The confidence interval is an important tool for statisticians and also for the lay people that want to understand to what point they can trust statistical data. For a concrete example, suppose you hear in the news that the State Governor is considered a good administrator by 52% of the population. As you might imagine, not all State citizens were asked their opinion, but only a small fraction of them. How confident could you be that the real majority of the state citizens are by her side? Well, the confidence interval can help you to answer that.
The next day things get even worse: you read about another survey, from a different media outlet, that indicates that only 47% of the population is satisfied with her administration. What now? Is anybody lying? Which pool should you trust more?
There is no way to answer this without knowing the confidence interval of both pools, together with its confidence level. The confidence interval is a range of values which gives a concrete idea of how much the value estimated from a sample can vary if we were to take another sample from the same population.

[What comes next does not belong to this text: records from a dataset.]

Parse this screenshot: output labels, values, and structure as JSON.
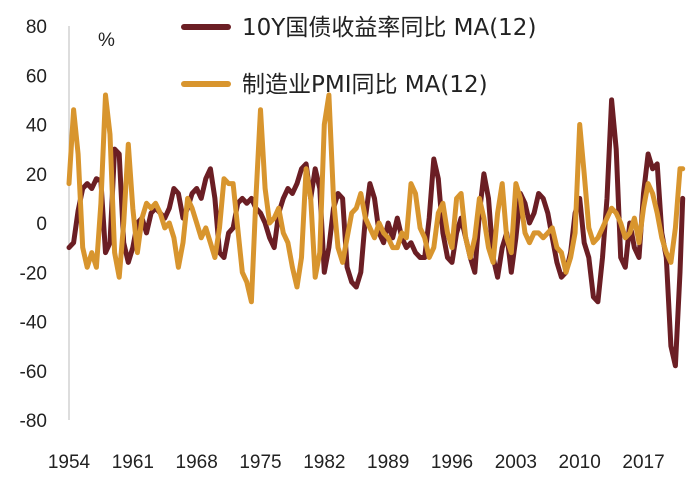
{
  "chart_data": {
    "type": "line",
    "unit": "%",
    "ylim": [
      -80,
      80
    ],
    "y_ticks": [
      80,
      60,
      40,
      20,
      0,
      -20,
      -40,
      -60,
      -80
    ],
    "xlim": [
      1954,
      2021
    ],
    "x_ticks": [
      "1954",
      "1961",
      "1968",
      "1975",
      "1982",
      "1989",
      "1996",
      "2003",
      "2010",
      "2017"
    ],
    "grid": false,
    "legend_position": "top",
    "series": [
      {
        "name": "10Y国债收益率同比 MA(12)",
        "color": "#6B1E24",
        "points": [
          [
            1954.0,
            -10
          ],
          [
            1954.5,
            -8
          ],
          [
            1955.0,
            5
          ],
          [
            1955.5,
            14
          ],
          [
            1956.0,
            16
          ],
          [
            1956.5,
            14
          ],
          [
            1957.0,
            18
          ],
          [
            1957.5,
            17
          ],
          [
            1958.0,
            -12
          ],
          [
            1958.5,
            -8
          ],
          [
            1959.0,
            30
          ],
          [
            1959.5,
            28
          ],
          [
            1960.0,
            -8
          ],
          [
            1960.5,
            -16
          ],
          [
            1961.0,
            -10
          ],
          [
            1961.5,
            0
          ],
          [
            1962.0,
            2
          ],
          [
            1962.5,
            -4
          ],
          [
            1963.0,
            4
          ],
          [
            1963.5,
            6
          ],
          [
            1964.0,
            4
          ],
          [
            1964.5,
            2
          ],
          [
            1965.0,
            6
          ],
          [
            1965.5,
            14
          ],
          [
            1966.0,
            12
          ],
          [
            1966.5,
            2
          ],
          [
            1967.0,
            6
          ],
          [
            1967.5,
            12
          ],
          [
            1968.0,
            14
          ],
          [
            1968.5,
            10
          ],
          [
            1969.0,
            18
          ],
          [
            1969.5,
            22
          ],
          [
            1970.0,
            10
          ],
          [
            1970.5,
            -12
          ],
          [
            1971.0,
            -14
          ],
          [
            1971.5,
            -4
          ],
          [
            1972.0,
            -2
          ],
          [
            1972.5,
            8
          ],
          [
            1973.0,
            10
          ],
          [
            1973.5,
            8
          ],
          [
            1974.0,
            10
          ],
          [
            1974.5,
            6
          ],
          [
            1975.0,
            4
          ],
          [
            1975.5,
            0
          ],
          [
            1976.0,
            -6
          ],
          [
            1976.5,
            -10
          ],
          [
            1977.0,
            4
          ],
          [
            1977.5,
            10
          ],
          [
            1978.0,
            14
          ],
          [
            1978.5,
            12
          ],
          [
            1979.0,
            16
          ],
          [
            1979.5,
            22
          ],
          [
            1980.0,
            24
          ],
          [
            1980.5,
            10
          ],
          [
            1981.0,
            22
          ],
          [
            1981.5,
            14
          ],
          [
            1982.0,
            -20
          ],
          [
            1982.5,
            -10
          ],
          [
            1983.0,
            6
          ],
          [
            1983.5,
            12
          ],
          [
            1984.0,
            10
          ],
          [
            1984.5,
            -18
          ],
          [
            1985.0,
            -24
          ],
          [
            1985.5,
            -26
          ],
          [
            1986.0,
            -20
          ],
          [
            1986.5,
            2
          ],
          [
            1987.0,
            16
          ],
          [
            1987.5,
            10
          ],
          [
            1988.0,
            -4
          ],
          [
            1988.5,
            -8
          ],
          [
            1989.0,
            0
          ],
          [
            1989.5,
            -6
          ],
          [
            1990.0,
            2
          ],
          [
            1990.5,
            -6
          ],
          [
            1991.0,
            -10
          ],
          [
            1991.5,
            -8
          ],
          [
            1992.0,
            -12
          ],
          [
            1992.5,
            -14
          ],
          [
            1993.0,
            -14
          ],
          [
            1993.5,
            2
          ],
          [
            1994.0,
            26
          ],
          [
            1994.5,
            18
          ],
          [
            1995.0,
            -4
          ],
          [
            1995.5,
            -14
          ],
          [
            1996.0,
            -16
          ],
          [
            1996.5,
            -4
          ],
          [
            1997.0,
            2
          ],
          [
            1997.5,
            -6
          ],
          [
            1998.0,
            -14
          ],
          [
            1998.5,
            -20
          ],
          [
            1999.0,
            4
          ],
          [
            1999.5,
            20
          ],
          [
            2000.0,
            10
          ],
          [
            2000.5,
            -14
          ],
          [
            2001.0,
            -22
          ],
          [
            2001.5,
            -10
          ],
          [
            2002.0,
            -4
          ],
          [
            2002.5,
            -20
          ],
          [
            2003.0,
            -6
          ],
          [
            2003.5,
            12
          ],
          [
            2004.0,
            8
          ],
          [
            2004.5,
            0
          ],
          [
            2005.0,
            4
          ],
          [
            2005.5,
            12
          ],
          [
            2006.0,
            10
          ],
          [
            2006.5,
            4
          ],
          [
            2007.0,
            -6
          ],
          [
            2007.5,
            -16
          ],
          [
            2008.0,
            -22
          ],
          [
            2008.5,
            -20
          ],
          [
            2009.0,
            -12
          ],
          [
            2009.5,
            4
          ],
          [
            2010.0,
            10
          ],
          [
            2010.5,
            -8
          ],
          [
            2011.0,
            -14
          ],
          [
            2011.5,
            -30
          ],
          [
            2012.0,
            -32
          ],
          [
            2012.5,
            -14
          ],
          [
            2013.0,
            10
          ],
          [
            2013.5,
            50
          ],
          [
            2014.0,
            30
          ],
          [
            2014.5,
            -14
          ],
          [
            2015.0,
            -18
          ],
          [
            2015.5,
            0
          ],
          [
            2016.0,
            -10
          ],
          [
            2016.5,
            -14
          ],
          [
            2017.0,
            12
          ],
          [
            2017.5,
            28
          ],
          [
            2018.0,
            22
          ],
          [
            2018.5,
            24
          ],
          [
            2019.0,
            -4
          ],
          [
            2019.5,
            -14
          ],
          [
            2020.0,
            -50
          ],
          [
            2020.5,
            -58
          ],
          [
            2021.0,
            -20
          ],
          [
            2021.3,
            10
          ]
        ]
      },
      {
        "name": "制造业PMI同比 MA(12)",
        "color": "#D8952E",
        "points": [
          [
            1954.0,
            16
          ],
          [
            1954.5,
            46
          ],
          [
            1955.0,
            28
          ],
          [
            1955.5,
            -10
          ],
          [
            1956.0,
            -18
          ],
          [
            1956.5,
            -12
          ],
          [
            1957.0,
            -18
          ],
          [
            1957.5,
            8
          ],
          [
            1958.0,
            52
          ],
          [
            1958.5,
            36
          ],
          [
            1959.0,
            -12
          ],
          [
            1959.5,
            -22
          ],
          [
            1960.0,
            0
          ],
          [
            1960.5,
            32
          ],
          [
            1961.0,
            6
          ],
          [
            1961.5,
            -12
          ],
          [
            1962.0,
            2
          ],
          [
            1962.5,
            8
          ],
          [
            1963.0,
            6
          ],
          [
            1963.5,
            8
          ],
          [
            1964.0,
            4
          ],
          [
            1964.5,
            -2
          ],
          [
            1965.0,
            0
          ],
          [
            1965.5,
            -6
          ],
          [
            1966.0,
            -18
          ],
          [
            1966.5,
            -8
          ],
          [
            1967.0,
            10
          ],
          [
            1967.5,
            6
          ],
          [
            1968.0,
            0
          ],
          [
            1968.5,
            -6
          ],
          [
            1969.0,
            -2
          ],
          [
            1969.5,
            -8
          ],
          [
            1970.0,
            -14
          ],
          [
            1970.5,
            -2
          ],
          [
            1971.0,
            18
          ],
          [
            1971.5,
            16
          ],
          [
            1972.0,
            16
          ],
          [
            1972.5,
            -2
          ],
          [
            1973.0,
            -20
          ],
          [
            1973.5,
            -24
          ],
          [
            1974.0,
            -32
          ],
          [
            1974.5,
            10
          ],
          [
            1975.0,
            46
          ],
          [
            1975.5,
            14
          ],
          [
            1976.0,
            0
          ],
          [
            1976.5,
            2
          ],
          [
            1977.0,
            6
          ],
          [
            1977.5,
            -4
          ],
          [
            1978.0,
            -8
          ],
          [
            1978.5,
            -18
          ],
          [
            1979.0,
            -26
          ],
          [
            1979.5,
            -14
          ],
          [
            1980.0,
            22
          ],
          [
            1980.5,
            10
          ],
          [
            1981.0,
            -22
          ],
          [
            1981.5,
            -12
          ],
          [
            1982.0,
            40
          ],
          [
            1982.5,
            52
          ],
          [
            1983.0,
            10
          ],
          [
            1983.5,
            -10
          ],
          [
            1984.0,
            -16
          ],
          [
            1984.5,
            -6
          ],
          [
            1985.0,
            4
          ],
          [
            1985.5,
            6
          ],
          [
            1986.0,
            12
          ],
          [
            1986.5,
            2
          ],
          [
            1987.0,
            -2
          ],
          [
            1987.5,
            -6
          ],
          [
            1988.0,
            0
          ],
          [
            1988.5,
            -4
          ],
          [
            1989.0,
            -6
          ],
          [
            1989.5,
            -10
          ],
          [
            1990.0,
            -10
          ],
          [
            1990.5,
            -4
          ],
          [
            1991.0,
            -6
          ],
          [
            1991.5,
            16
          ],
          [
            1992.0,
            12
          ],
          [
            1992.5,
            -2
          ],
          [
            1993.0,
            -6
          ],
          [
            1993.5,
            -14
          ],
          [
            1994.0,
            -10
          ],
          [
            1994.5,
            4
          ],
          [
            1995.0,
            8
          ],
          [
            1995.5,
            -4
          ],
          [
            1996.0,
            -10
          ],
          [
            1996.5,
            10
          ],
          [
            1997.0,
            12
          ],
          [
            1997.5,
            -6
          ],
          [
            1998.0,
            -14
          ],
          [
            1998.5,
            -6
          ],
          [
            1999.0,
            10
          ],
          [
            1999.5,
            2
          ],
          [
            2000.0,
            -10
          ],
          [
            2000.5,
            -16
          ],
          [
            2001.0,
            4
          ],
          [
            2001.5,
            16
          ],
          [
            2002.0,
            -6
          ],
          [
            2002.5,
            -12
          ],
          [
            2003.0,
            16
          ],
          [
            2003.5,
            10
          ],
          [
            2004.0,
            -4
          ],
          [
            2004.5,
            -8
          ],
          [
            2005.0,
            -4
          ],
          [
            2005.5,
            -4
          ],
          [
            2006.0,
            -6
          ],
          [
            2006.5,
            -4
          ],
          [
            2007.0,
            -2
          ],
          [
            2007.5,
            -10
          ],
          [
            2008.0,
            -12
          ],
          [
            2008.5,
            -20
          ],
          [
            2009.0,
            -14
          ],
          [
            2009.5,
            -4
          ],
          [
            2010.0,
            40
          ],
          [
            2010.5,
            20
          ],
          [
            2011.0,
            -2
          ],
          [
            2011.5,
            -8
          ],
          [
            2012.0,
            -6
          ],
          [
            2012.5,
            -2
          ],
          [
            2013.0,
            2
          ],
          [
            2013.5,
            6
          ],
          [
            2014.0,
            4
          ],
          [
            2014.5,
            0
          ],
          [
            2015.0,
            -6
          ],
          [
            2015.5,
            -4
          ],
          [
            2016.0,
            2
          ],
          [
            2016.5,
            -8
          ],
          [
            2017.0,
            6
          ],
          [
            2017.5,
            16
          ],
          [
            2018.0,
            12
          ],
          [
            2018.5,
            4
          ],
          [
            2019.0,
            -6
          ],
          [
            2019.5,
            -12
          ],
          [
            2020.0,
            -16
          ],
          [
            2020.5,
            -2
          ],
          [
            2021.0,
            22
          ],
          [
            2021.3,
            22
          ]
        ]
      }
    ]
  }
}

In the example above, let’s assume that the confidence interval of the first survey is between 49% and 56% and for the second one it is between 46% and 49%. Now it is possible to know that the statisticians of the first pool are not completely sure if the majority of the population is on the Governor’s side, as the mean value of 53% alone would suggest. In fact, their confidence interval says that according to their sample data, it is possible that the real value for the entire population to be 49%.
Meanwhile, the statisticians of the second pool are more confident in stating that the majority of the citizens are not on her side, since the entire interval is below 50%. How sure? That depends on the confidence level.
The confidence interval is closely related to the confidence level and also to the margin of error. It is easy to get confused by them, but after reading this post you will be able to see the differences and relationships among them. Also, you will learn how the confidence intervals can help to achieve a more refined understanding of real-life statistical results.
What is A Confidence Interval
A confidence interval is a range of most probable values for a statistical parameter, under a specified confidence level. The statistical parameter is any information that needs to be computed for a population of any kind.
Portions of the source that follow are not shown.